LANGLEY – Pruning blueberry plants is all about balance.
In young plants, that means balancing vegetative growth with root growth. In fruiting bushes, it’s about balancing vegetative growth with yield and berry quality.
“You want to try to maximize your canopy growth,” says Lisa Wasko DeVetter, who leads the state-wide small fruit horticulture program at Washington State University in Mount Vernon, Washington. “We all do it a little different. I’m always thinking, what are the first good cuts I can make to improve the bush?”
Wasko DeVetter proceeded to show a cluster of growers her approach to pruning a bush in a field of Duke blueberries planted in 2021 at Driediger Farms in Langley, on February 1.
Nearby, Tom Stewart, production manager for the Pacific Northwest with Driscoll’s, was demonstrating his pruning techniques to another group of growers.
“It’s not the end of the world if canopies cross over a little bit,” he says, demonstrating that diversity in pruning techniques is not necessarily a bad thing.
Most important, pruning must reflect the needs of the plant.
Stewart said mature plants require separation to ensure proper air flow through the plants, something pruning that keeps the crown narrow with more upright branches facilitates. Pruning isn’t so much about shaping the bush as it is about creating a more efficient plant with the right kinds of growth.
“I would take this one down to three or four canes,” Stewart says of a Calypso bush planted last year. “Cut the other [whips or branches] down to the crown. You can really make these young plants just look like stubs. They will grow lots more back.”
When the plant is young, removing more canes to ensure the plant’s energy is focused in the roots as well as three to four remaining canes is important. Selecting and continuing with four to six canes is the standard for pruning upright branches once the plant matures. The canes with the largest diameter will produce the largest fruit.
Wasko DeVetter added that humic acid can be a helpful amendment that stimulates more root growth in plants up to about three years old. As a fertilizer, humic acid isn’t the be-all and end-all for young blueberries, but it can be especially helpful in sub-optimal soils.
Suwinder Kaur Jassal and her husband Baaz Singh Jassal own B&J Farms in Abbotsford with 2.5 acres of Duke and were among the 40 growers who attended the workshop.
“I came just to see how I’m pruning the right way or wrong way,” she says. “I guess I’m doing okay.”
Jassal and her husband do the pruning on their own. They’d hired the job out once in the past and the bushes were taken back so far there was no fruit that summer. She prefers to manage the task on her own now.
“Would you take that one out?” she asks Stewart, who agrees with her suggestion to cut off a branch sticking into the alley between rows of bushes.

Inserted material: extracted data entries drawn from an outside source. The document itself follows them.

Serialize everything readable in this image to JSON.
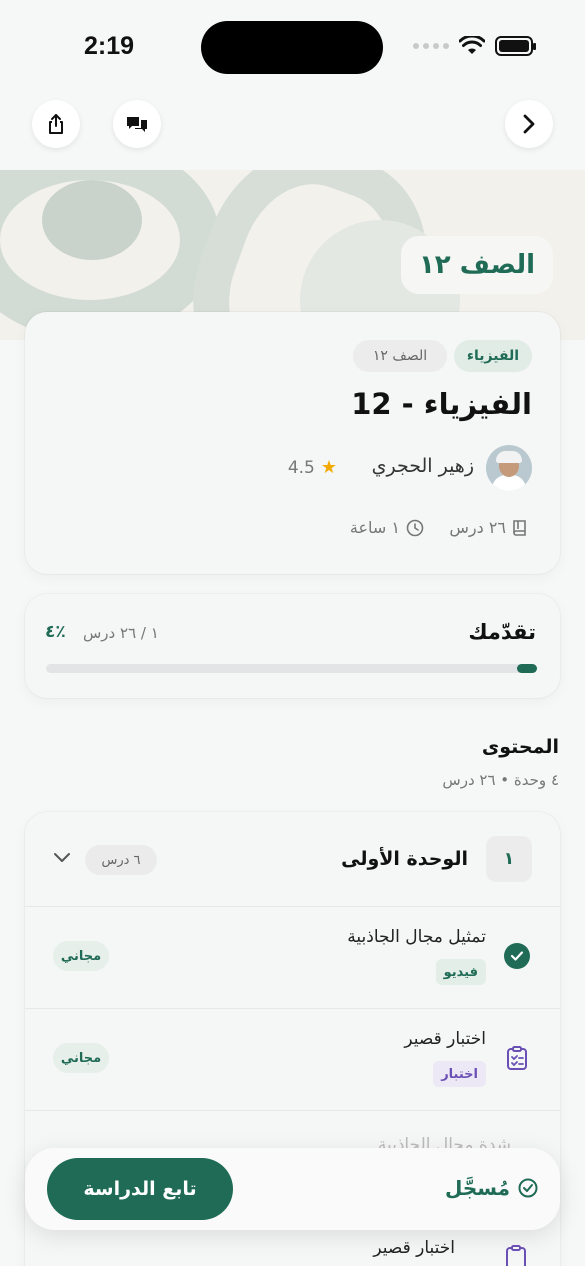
{
  "status_bar": {
    "time": "2:19"
  },
  "header": {
    "grade_label": "الصف ١٢"
  },
  "course": {
    "subject_tag": "الفيزياء",
    "grade_tag": "الصف ١٢",
    "title": "الفيزياء - 12",
    "teacher": "زهير الحجري",
    "rating": "4.5",
    "lessons": "٢٦ درس",
    "hours": "١ ساعة"
  },
  "progress": {
    "title": "تقدّمك",
    "count": "١ / ٢٦ درس",
    "percent_label": "٤٪",
    "percent_value": 4
  },
  "content": {
    "title": "المحتوى",
    "subtitle": "٤ وحدة • ٢٦ درس"
  },
  "unit": {
    "number": "١",
    "title": "الوحدة الأولى",
    "count": "٦ درس",
    "lessons": [
      {
        "title": "تمثيل مجال الجاذبية",
        "type": "فيديو",
        "badge": "مجاني"
      },
      {
        "title": "اختبار قصير",
        "type": "اختبار",
        "badge": "مجاني"
      }
    ],
    "faded_title": "شدة مجال الجاذبية",
    "next_title": "اختبار قصير"
  },
  "bottom_bar": {
    "enrolled": "مُسجَّل",
    "continue": "تابع الدراسة"
  },
  "colors": {
    "accent": "#1f6b56",
    "quiz": "#6a4fb5"
  }
}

Jassal explains that the need to keep the bush crowns narrow is about efficient picking – both by machine and by hand. If branches extend out from the crown and are more horizontal than vertical, the weight of the berries will pull the branch down and make it harder on pickers who would have to stoop lower. Those weighted branches may also leave berries resting on the mulch around the plants, which is undesirable, she says.
Additionally, as branches extend into the alley, they create resistance for the catching plates on mechanical harvesters. The plates can’t get close enough to the plant and berries subsequently fall through the wider gap onto the ground.

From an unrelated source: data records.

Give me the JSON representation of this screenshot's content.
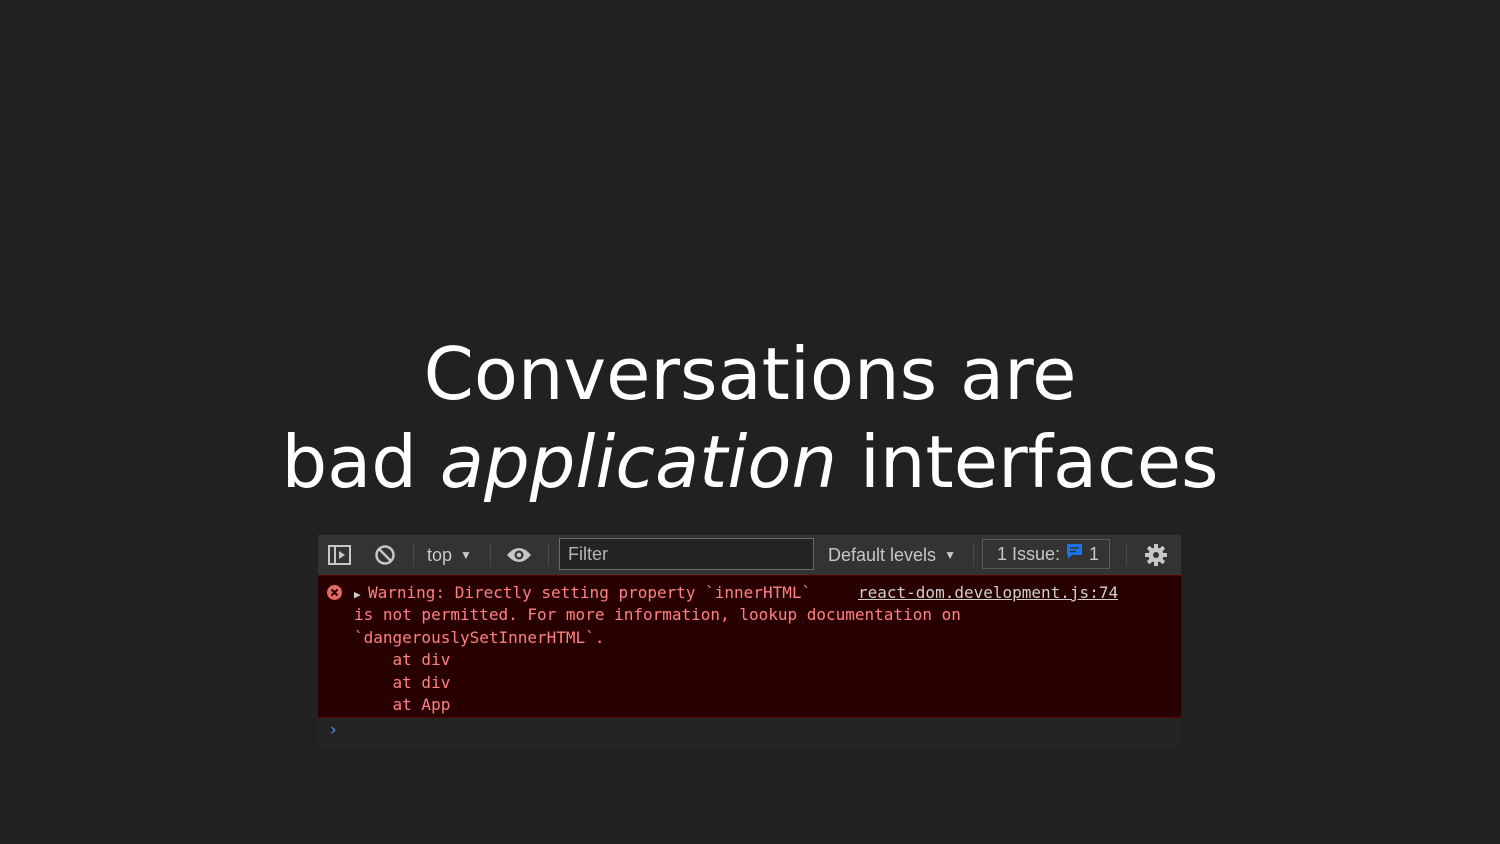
{
  "slide": {
    "title_line1": "Conversations are",
    "title_line2_before": "bad ",
    "title_line2_emphasis": "application",
    "title_line2_after": " interfaces"
  },
  "devtools": {
    "toolbar": {
      "context_label": "top",
      "filter_placeholder": "Filter",
      "levels_label": "Default levels",
      "issues_label": "1 Issue:",
      "issues_count": "1"
    },
    "error": {
      "line1": "Warning: Directly setting property `innerHTML`",
      "source_link": "react-dom.development.js:74",
      "line2": "is not permitted. For more information, lookup documentation on",
      "line3": "`dangerouslySetInnerHTML`.",
      "stack": [
        "    at div",
        "    at div",
        "    at App"
      ]
    },
    "prompt_symbol": "›",
    "colors": {
      "error_bg": "#290000",
      "error_text": "#ff8080",
      "issue_icon": "#1a73e8",
      "toolbar_bg": "#333333"
    }
  }
}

“You want to get rid of the stuff that’s growing out into the centre and break off the weak laterals that aren’t going to give you good fruit,” confirms Wasko DeVetter.

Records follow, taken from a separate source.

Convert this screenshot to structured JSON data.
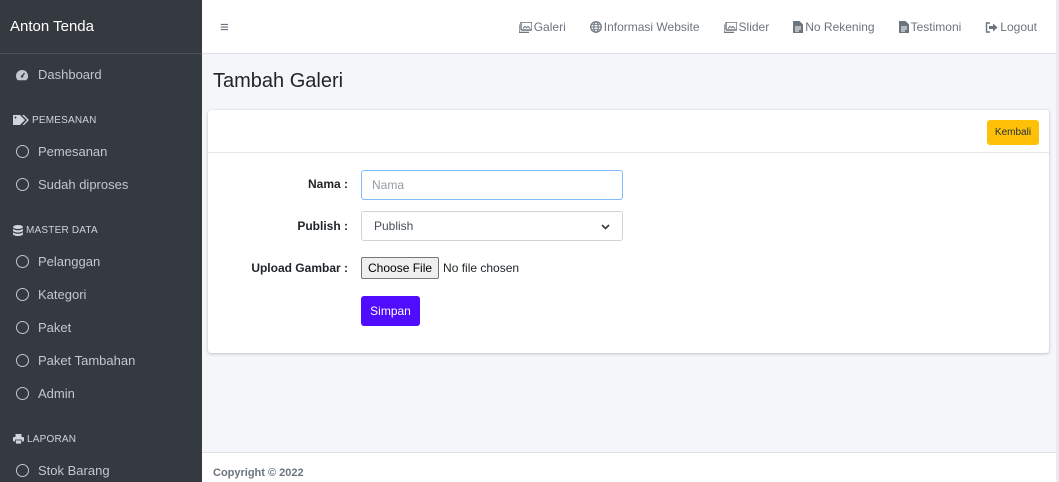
{
  "brand": "Anton Tenda",
  "sidebar": {
    "dashboard": "Dashboard",
    "header_pemesanan": "PEMESANAN",
    "pemesanan": "Pemesanan",
    "sudah_diproses": "Sudah diproses",
    "header_master": "MASTER DATA",
    "pelanggan": "Pelanggan",
    "kategori": "Kategori",
    "paket": "Paket",
    "paket_tambahan": "Paket Tambahan",
    "admin": "Admin",
    "header_laporan": "LAPORAN",
    "stok_barang": "Stok Barang"
  },
  "topnav": {
    "hamburger": "≡",
    "galeri": "Galeri",
    "informasi_website": "Informasi Website",
    "slider": "Slider",
    "no_rekening": "No Rekening",
    "testimoni": "Testimoni",
    "logout": "Logout"
  },
  "page": {
    "title": "Tambah Galeri",
    "back_button": "Kembali"
  },
  "form": {
    "nama_label": "Nama :",
    "nama_placeholder": "Nama",
    "publish_label": "Publish :",
    "publish_value": "Publish",
    "upload_label": "Upload Gambar :",
    "file_button": "Choose File",
    "file_status": "No file chosen",
    "save_button": "Simpan"
  },
  "footer": "Copyright © 2022",
  "colors": {
    "sidebar_bg": "#343a40",
    "back_button": "#ffc107",
    "save_button": "#4f0cff"
  }
}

Wasko DeVetter adds that it’s important to remove any twiggy branches as these will limit plant growth and sap fruit production energy without providing returns. Duke in particular tends to produce a number of twiggy dead-end branches, but taking each one off uses up labour, so growers must know the best methods for their varieties and teach those to pruners if not doing the work themselves.
Wasko DeVetter says a plant can shift without annual pruning and some plants are more susceptible to changing their orientation than others.
While she’s been involved in berries for a number of years and is very aware of pruning practices, February’s event was her first pruning workshop.
Wasko DeVetter is succeeding Bernadine Strik, long considered Oregon’s berry goddess. Strik retired in 2021 and passed away in May 2023 after 34 years as a professor at Oregon State University and berry crop research program leader.
Strik led the way in grower education that changed the industry.
She suggested that annual pruning, always in the winter, made for better crops. Too little pruning would lead to small fruit and limited growth, while too much would result in large but fewer berries. She believed pruning too lightly was often where growers erred rather than over-pruning.
“You can certainly do more and try to make it perfect,” Wasko DeVetter says. “You can spend a lot of time on a bush, but focus on the most important things.”
She says it’s wise to cut low, less productive branches in order to encourage more upright growth. A general rule of thumb is to take about 30% of a mature fruiting plant’s branches in annual pruning to encourage root, shoot and fruit growth.
Pruning also helps ensure fruit set and seed set.
Removing the tip of fruiting branches can help increase fruit size. Leaving too many buds can delay fruit maturity and stretch yields over a longer season.